As políticas de distribuição de renda implementadas pelo Estado nos últimos anos (necessárias, mas insuficientes para garantirem o pleno exercício da cidadania) possibilitaram aos jovens novas perspectivas de vida. Porém, para parcelas conservadoras  da sociedade, esses horizontes juvenis não deveriam ultrapassar os guetos das periferias e a entrada na “sociedade civilizada” só era permitida na condição de “consumidores” e mais nada…
Mas os jovens, culturalmente revoltados com a delimitação de seus espaços de sociabilidade, não se contentam mais com tênis de marca e smartphones. Querem também diversão e arte. Não se contentam em participar da “mesa do consumo” como meros objetos. 

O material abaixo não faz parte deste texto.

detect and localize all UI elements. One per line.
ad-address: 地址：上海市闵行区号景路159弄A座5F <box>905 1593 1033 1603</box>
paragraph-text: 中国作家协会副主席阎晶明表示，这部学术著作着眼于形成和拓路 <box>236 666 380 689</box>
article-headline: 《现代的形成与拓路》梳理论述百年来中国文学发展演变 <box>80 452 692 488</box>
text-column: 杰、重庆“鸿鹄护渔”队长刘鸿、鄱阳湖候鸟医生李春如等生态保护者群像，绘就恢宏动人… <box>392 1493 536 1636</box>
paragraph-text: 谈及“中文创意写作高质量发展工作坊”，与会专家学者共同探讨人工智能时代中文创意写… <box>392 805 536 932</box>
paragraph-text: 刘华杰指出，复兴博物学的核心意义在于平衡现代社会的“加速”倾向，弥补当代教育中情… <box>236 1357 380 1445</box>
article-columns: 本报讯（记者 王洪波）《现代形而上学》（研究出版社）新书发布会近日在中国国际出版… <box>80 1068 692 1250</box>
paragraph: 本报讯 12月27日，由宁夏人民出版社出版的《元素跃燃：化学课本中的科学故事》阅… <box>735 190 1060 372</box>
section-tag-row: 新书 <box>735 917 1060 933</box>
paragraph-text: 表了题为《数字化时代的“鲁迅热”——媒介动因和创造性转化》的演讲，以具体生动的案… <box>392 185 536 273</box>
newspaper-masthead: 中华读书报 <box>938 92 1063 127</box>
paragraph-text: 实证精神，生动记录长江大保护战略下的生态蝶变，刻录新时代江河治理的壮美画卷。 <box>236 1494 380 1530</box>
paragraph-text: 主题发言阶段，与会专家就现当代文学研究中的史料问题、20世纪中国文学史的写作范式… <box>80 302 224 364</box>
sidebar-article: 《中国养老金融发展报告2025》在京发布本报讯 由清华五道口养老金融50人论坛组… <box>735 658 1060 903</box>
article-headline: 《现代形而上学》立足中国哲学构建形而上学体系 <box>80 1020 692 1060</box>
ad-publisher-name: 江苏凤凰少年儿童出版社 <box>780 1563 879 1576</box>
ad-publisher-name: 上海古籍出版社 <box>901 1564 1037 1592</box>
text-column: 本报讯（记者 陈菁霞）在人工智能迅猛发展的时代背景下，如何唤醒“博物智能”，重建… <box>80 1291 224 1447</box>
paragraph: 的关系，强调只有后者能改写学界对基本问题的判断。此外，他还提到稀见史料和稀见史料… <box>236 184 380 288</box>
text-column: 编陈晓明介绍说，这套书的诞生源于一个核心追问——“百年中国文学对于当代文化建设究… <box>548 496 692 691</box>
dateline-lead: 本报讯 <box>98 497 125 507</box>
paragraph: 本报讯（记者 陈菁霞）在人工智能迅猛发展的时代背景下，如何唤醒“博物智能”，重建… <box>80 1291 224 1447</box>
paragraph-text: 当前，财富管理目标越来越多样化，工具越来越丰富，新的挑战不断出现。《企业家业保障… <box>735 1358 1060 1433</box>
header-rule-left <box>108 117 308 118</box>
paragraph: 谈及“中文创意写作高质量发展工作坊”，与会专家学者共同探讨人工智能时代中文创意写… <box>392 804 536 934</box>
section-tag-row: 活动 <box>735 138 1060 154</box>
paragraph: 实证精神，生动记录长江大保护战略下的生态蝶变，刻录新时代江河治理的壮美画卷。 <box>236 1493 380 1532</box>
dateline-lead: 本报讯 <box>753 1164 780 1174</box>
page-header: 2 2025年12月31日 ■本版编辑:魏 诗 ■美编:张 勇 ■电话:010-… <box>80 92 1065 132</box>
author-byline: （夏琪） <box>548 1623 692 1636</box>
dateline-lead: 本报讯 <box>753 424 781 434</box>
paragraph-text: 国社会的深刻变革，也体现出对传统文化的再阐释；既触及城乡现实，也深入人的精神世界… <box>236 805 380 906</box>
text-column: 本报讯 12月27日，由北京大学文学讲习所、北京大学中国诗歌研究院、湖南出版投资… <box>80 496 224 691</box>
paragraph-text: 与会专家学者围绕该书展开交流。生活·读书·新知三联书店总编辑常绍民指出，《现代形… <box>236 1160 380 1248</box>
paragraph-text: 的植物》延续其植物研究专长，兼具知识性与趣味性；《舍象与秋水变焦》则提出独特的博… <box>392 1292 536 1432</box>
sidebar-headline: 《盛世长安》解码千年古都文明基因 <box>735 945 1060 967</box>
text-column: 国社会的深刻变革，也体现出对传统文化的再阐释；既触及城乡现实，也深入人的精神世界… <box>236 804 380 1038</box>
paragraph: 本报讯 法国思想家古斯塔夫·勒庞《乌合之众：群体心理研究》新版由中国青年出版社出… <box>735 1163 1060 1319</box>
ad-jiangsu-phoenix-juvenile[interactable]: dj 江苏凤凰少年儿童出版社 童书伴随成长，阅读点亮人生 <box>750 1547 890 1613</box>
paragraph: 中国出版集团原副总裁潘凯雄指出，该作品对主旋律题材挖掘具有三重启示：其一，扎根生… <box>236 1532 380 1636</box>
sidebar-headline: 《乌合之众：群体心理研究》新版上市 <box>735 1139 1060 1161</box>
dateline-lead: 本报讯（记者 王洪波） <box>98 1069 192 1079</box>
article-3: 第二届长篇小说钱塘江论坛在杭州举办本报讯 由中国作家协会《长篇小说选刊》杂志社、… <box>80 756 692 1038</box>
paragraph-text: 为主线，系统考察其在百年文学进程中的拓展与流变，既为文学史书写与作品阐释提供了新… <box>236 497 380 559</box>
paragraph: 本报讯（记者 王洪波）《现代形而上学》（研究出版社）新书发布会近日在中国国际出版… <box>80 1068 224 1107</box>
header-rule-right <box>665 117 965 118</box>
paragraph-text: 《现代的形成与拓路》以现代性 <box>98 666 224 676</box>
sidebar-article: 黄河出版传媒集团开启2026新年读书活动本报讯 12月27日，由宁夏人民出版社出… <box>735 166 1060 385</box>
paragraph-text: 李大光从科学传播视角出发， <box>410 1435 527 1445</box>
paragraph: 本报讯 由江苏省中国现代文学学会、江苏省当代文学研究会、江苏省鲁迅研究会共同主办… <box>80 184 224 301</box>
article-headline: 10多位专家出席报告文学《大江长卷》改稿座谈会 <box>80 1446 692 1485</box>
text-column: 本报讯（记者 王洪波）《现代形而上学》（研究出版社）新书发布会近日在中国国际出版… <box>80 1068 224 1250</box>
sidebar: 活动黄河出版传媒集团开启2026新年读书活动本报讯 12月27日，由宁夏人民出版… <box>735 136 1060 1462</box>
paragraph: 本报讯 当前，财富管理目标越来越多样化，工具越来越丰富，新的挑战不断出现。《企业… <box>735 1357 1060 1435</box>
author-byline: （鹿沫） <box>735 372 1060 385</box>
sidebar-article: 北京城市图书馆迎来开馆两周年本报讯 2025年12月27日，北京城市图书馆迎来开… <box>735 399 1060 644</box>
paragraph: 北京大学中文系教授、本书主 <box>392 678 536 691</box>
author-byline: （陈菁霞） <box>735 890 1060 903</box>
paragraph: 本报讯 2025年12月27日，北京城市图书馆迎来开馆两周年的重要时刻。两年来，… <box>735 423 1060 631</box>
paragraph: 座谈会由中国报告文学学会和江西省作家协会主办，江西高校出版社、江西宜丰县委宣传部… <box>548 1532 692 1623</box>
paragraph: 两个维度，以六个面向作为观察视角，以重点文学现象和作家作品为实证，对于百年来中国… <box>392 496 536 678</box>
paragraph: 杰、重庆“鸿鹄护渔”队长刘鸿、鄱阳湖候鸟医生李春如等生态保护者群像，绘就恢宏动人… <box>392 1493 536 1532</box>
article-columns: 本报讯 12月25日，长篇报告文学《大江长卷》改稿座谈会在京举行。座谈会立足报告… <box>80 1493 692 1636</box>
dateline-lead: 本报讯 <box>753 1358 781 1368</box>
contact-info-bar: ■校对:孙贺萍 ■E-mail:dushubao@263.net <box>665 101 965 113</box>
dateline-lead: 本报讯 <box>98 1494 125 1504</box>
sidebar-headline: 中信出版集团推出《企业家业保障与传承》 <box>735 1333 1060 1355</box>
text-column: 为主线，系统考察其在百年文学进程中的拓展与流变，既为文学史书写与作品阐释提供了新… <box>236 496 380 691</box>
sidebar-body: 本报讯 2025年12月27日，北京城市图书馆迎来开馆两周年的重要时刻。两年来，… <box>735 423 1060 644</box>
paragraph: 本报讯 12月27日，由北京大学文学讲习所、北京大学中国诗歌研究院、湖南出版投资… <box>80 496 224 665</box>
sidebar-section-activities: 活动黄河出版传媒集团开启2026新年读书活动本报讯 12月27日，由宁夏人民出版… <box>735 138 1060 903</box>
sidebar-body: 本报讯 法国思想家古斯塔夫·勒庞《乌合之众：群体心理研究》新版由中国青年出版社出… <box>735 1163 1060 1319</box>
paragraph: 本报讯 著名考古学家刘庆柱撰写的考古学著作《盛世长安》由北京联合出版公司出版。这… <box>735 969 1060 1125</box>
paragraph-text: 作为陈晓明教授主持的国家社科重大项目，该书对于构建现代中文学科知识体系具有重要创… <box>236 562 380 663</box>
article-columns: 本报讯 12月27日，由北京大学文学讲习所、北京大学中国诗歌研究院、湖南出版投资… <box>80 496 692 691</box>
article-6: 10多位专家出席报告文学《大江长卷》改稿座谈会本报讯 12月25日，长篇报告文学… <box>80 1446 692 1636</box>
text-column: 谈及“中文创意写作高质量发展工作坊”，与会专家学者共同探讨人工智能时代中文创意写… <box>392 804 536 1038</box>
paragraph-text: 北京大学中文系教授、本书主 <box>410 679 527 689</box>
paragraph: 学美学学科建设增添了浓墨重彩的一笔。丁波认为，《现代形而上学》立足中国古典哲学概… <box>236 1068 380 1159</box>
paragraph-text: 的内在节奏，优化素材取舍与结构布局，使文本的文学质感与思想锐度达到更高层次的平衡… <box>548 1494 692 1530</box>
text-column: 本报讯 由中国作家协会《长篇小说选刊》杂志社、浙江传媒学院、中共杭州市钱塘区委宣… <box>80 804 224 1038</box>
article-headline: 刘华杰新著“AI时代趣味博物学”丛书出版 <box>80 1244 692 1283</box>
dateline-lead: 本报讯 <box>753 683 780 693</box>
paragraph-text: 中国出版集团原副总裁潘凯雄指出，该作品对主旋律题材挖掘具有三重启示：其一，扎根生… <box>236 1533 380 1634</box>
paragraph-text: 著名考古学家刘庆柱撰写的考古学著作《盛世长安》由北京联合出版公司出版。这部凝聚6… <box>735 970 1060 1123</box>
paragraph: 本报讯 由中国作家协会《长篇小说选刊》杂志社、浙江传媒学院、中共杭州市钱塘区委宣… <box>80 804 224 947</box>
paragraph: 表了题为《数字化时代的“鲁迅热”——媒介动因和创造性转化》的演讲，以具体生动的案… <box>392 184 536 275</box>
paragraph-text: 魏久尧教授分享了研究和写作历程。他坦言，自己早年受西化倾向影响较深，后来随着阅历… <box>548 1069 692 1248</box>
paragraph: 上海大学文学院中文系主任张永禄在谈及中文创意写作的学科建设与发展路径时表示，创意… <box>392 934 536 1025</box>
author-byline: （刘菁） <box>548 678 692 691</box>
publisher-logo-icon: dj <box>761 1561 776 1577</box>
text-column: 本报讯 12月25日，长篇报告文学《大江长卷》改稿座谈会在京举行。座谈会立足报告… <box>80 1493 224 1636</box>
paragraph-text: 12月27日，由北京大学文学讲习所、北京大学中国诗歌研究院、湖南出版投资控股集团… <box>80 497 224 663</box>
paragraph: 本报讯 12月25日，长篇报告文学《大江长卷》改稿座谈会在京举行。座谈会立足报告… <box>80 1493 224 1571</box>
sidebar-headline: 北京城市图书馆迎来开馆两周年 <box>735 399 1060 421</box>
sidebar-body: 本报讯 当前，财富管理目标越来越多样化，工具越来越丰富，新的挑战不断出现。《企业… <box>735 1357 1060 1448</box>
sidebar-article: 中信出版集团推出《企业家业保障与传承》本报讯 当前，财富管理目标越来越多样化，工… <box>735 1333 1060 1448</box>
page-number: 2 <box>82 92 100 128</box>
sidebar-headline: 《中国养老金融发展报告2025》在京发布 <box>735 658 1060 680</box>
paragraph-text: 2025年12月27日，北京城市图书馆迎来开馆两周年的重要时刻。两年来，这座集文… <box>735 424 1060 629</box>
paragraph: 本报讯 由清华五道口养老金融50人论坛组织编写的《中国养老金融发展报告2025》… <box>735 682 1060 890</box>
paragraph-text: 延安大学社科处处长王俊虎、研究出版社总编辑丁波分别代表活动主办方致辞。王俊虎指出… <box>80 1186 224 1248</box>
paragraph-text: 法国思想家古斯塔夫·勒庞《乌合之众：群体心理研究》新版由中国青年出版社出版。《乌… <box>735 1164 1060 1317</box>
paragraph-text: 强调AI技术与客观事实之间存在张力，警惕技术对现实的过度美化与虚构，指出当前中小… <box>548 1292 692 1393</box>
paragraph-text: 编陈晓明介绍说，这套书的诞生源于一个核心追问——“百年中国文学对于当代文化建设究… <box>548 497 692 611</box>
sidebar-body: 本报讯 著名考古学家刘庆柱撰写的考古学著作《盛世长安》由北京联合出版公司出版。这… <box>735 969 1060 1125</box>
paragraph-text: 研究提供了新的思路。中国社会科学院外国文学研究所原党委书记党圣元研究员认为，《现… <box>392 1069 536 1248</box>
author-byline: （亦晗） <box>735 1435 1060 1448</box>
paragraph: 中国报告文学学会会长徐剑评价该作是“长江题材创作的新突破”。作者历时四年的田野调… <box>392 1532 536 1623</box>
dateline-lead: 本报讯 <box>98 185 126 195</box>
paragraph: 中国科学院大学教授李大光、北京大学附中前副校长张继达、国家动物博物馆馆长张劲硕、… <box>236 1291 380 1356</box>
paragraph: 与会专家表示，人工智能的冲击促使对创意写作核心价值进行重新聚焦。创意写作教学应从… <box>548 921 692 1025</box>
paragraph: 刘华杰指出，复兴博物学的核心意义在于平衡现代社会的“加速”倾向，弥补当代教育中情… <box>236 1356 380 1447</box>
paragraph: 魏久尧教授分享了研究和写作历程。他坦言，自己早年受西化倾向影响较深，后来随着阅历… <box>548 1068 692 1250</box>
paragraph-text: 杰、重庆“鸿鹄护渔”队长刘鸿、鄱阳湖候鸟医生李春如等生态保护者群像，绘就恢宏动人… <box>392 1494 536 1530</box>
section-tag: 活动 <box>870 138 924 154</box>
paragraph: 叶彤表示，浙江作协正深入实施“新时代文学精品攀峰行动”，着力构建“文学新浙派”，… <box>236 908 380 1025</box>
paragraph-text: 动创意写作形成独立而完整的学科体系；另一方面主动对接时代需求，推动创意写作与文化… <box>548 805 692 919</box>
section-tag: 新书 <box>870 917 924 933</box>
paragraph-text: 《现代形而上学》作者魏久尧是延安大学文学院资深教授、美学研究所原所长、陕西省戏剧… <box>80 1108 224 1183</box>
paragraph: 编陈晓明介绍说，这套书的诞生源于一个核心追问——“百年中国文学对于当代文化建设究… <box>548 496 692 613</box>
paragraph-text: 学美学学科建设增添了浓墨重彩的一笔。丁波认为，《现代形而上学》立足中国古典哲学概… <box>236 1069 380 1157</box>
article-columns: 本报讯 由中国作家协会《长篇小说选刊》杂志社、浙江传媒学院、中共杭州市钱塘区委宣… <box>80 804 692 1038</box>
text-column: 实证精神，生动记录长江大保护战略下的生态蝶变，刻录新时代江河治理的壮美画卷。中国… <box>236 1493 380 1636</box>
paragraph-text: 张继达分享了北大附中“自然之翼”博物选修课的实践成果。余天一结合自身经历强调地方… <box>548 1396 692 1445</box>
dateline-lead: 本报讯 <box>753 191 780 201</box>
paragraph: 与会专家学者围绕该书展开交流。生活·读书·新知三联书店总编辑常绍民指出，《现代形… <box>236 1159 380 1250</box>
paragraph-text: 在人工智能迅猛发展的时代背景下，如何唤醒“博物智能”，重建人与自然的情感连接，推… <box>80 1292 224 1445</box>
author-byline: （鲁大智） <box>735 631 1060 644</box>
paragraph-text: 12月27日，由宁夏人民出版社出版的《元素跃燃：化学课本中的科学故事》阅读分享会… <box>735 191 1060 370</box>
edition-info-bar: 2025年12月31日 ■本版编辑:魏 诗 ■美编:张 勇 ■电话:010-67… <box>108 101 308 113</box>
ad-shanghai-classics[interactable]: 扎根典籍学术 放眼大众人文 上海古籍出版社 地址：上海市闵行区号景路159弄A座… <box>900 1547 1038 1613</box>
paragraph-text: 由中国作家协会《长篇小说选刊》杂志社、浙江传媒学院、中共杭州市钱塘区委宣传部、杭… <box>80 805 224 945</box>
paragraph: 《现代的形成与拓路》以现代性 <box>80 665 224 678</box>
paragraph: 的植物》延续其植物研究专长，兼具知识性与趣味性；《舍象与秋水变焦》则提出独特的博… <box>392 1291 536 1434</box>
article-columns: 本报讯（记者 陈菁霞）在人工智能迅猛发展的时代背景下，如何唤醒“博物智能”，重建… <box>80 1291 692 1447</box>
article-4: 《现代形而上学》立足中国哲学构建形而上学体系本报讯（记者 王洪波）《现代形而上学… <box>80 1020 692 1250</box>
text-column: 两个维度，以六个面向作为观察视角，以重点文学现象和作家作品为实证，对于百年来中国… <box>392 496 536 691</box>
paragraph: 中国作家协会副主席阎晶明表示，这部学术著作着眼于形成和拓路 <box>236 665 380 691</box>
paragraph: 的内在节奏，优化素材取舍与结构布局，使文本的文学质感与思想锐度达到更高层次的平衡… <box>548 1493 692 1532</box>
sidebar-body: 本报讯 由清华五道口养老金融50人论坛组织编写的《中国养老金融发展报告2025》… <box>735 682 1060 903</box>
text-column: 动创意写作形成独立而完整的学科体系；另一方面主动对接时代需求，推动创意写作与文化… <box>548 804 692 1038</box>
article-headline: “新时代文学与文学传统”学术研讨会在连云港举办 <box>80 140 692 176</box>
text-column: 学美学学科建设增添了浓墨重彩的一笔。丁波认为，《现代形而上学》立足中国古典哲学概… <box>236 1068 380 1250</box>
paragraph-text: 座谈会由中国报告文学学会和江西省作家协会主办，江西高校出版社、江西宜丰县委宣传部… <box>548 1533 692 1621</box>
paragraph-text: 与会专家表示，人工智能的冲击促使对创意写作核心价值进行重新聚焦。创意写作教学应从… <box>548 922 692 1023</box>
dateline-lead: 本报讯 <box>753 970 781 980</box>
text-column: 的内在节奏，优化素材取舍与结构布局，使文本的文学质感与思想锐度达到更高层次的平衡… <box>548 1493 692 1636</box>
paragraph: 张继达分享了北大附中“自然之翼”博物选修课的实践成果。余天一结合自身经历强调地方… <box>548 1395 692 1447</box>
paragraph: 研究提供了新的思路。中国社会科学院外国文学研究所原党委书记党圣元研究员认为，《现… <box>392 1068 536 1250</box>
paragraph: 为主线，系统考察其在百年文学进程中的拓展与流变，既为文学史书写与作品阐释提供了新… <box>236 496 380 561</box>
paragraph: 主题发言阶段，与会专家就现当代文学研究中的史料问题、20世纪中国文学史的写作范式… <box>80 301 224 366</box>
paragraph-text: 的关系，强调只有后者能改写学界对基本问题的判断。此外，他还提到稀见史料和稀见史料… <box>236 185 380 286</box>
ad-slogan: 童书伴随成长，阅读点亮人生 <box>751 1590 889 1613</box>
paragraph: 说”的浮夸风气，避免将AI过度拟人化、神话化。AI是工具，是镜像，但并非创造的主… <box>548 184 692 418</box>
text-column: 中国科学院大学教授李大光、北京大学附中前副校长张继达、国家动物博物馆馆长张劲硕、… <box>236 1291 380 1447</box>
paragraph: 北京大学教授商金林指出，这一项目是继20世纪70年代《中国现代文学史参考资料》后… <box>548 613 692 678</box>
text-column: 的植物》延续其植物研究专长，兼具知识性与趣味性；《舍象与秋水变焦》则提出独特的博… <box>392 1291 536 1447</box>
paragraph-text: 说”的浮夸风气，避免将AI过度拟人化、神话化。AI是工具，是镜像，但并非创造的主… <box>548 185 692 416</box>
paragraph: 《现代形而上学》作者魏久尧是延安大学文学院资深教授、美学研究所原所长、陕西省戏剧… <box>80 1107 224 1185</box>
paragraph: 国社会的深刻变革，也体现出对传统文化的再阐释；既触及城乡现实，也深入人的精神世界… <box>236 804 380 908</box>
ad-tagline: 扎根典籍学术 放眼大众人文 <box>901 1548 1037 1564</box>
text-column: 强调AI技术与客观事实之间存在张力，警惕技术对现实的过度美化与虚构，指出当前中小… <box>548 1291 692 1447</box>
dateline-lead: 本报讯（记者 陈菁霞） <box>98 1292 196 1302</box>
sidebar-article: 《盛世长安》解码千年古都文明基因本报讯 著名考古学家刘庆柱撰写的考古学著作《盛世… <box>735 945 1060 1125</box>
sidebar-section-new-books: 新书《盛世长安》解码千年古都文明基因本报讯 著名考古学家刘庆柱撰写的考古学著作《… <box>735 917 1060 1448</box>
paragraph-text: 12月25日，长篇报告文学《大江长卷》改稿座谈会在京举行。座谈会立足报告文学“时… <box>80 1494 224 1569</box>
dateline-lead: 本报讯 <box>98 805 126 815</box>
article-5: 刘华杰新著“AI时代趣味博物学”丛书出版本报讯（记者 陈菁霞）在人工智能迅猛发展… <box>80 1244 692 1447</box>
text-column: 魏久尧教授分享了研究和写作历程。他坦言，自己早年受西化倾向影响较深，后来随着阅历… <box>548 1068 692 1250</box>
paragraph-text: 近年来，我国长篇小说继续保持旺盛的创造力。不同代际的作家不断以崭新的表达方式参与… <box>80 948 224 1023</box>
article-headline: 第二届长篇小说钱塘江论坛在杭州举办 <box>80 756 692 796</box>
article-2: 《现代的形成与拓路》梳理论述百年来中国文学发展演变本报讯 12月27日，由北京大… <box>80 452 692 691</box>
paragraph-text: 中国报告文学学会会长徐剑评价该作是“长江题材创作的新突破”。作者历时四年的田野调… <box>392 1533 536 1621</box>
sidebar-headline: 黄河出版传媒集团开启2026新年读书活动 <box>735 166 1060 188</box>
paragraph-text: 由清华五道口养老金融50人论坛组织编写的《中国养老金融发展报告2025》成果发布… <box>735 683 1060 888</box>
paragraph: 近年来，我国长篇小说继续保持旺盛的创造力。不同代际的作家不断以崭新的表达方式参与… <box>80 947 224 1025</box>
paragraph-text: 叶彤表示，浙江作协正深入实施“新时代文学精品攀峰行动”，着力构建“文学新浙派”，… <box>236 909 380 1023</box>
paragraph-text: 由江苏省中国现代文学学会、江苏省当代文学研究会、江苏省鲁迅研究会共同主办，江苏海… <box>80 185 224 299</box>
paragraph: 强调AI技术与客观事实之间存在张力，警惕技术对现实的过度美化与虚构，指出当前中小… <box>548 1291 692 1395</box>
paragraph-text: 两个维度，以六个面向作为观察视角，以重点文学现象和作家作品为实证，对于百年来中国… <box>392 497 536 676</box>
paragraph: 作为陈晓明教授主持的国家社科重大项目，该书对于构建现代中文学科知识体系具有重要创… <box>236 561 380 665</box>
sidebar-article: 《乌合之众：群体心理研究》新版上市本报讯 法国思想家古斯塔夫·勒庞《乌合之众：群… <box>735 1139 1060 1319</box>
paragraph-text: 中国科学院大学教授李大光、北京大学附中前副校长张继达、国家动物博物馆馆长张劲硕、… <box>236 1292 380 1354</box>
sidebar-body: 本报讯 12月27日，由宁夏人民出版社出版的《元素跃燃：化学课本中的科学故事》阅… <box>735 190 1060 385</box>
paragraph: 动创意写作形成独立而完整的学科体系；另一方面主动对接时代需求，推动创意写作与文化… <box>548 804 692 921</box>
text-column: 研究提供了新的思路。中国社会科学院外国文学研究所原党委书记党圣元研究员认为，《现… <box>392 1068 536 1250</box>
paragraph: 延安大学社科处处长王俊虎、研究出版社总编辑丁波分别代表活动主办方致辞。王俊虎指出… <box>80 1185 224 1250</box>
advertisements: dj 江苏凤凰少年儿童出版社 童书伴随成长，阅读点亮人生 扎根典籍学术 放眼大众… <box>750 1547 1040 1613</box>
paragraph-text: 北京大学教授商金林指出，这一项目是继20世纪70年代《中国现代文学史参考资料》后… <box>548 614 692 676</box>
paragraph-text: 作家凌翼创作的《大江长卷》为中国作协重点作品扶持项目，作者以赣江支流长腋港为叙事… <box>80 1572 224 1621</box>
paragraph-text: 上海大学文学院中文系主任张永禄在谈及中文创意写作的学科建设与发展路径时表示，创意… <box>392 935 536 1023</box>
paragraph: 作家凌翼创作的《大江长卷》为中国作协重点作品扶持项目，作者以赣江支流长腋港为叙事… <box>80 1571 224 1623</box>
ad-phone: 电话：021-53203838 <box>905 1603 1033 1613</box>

Inconformados com a carência de espaços públicos e privados de encontro e diversão (dado que os espaços públicos nas grandes cidades ou são privatizados ou passam por processos de readequação visando a oferecer lazer para os segmentos mais abastados), os jovens da periferia, usando das redes sociais e em bando (forma de autoproteção contra o velho aparato de repressão utilizado historicamente pelo Estado para conter os pobres)   iniciaram importante movimento no qual explicitam algumas das mazelas da nossa sociedade. 
Usando os templos de consumo dos “homens de bens” como local de protesto, forçam um debate impostergável: nossas cidades são para todos ou para alguns? 
O conflito que se instala com a ação dos rolezinhos é legítimo e civilizatório:  excelente oportunidade para se discutir “que país é este”.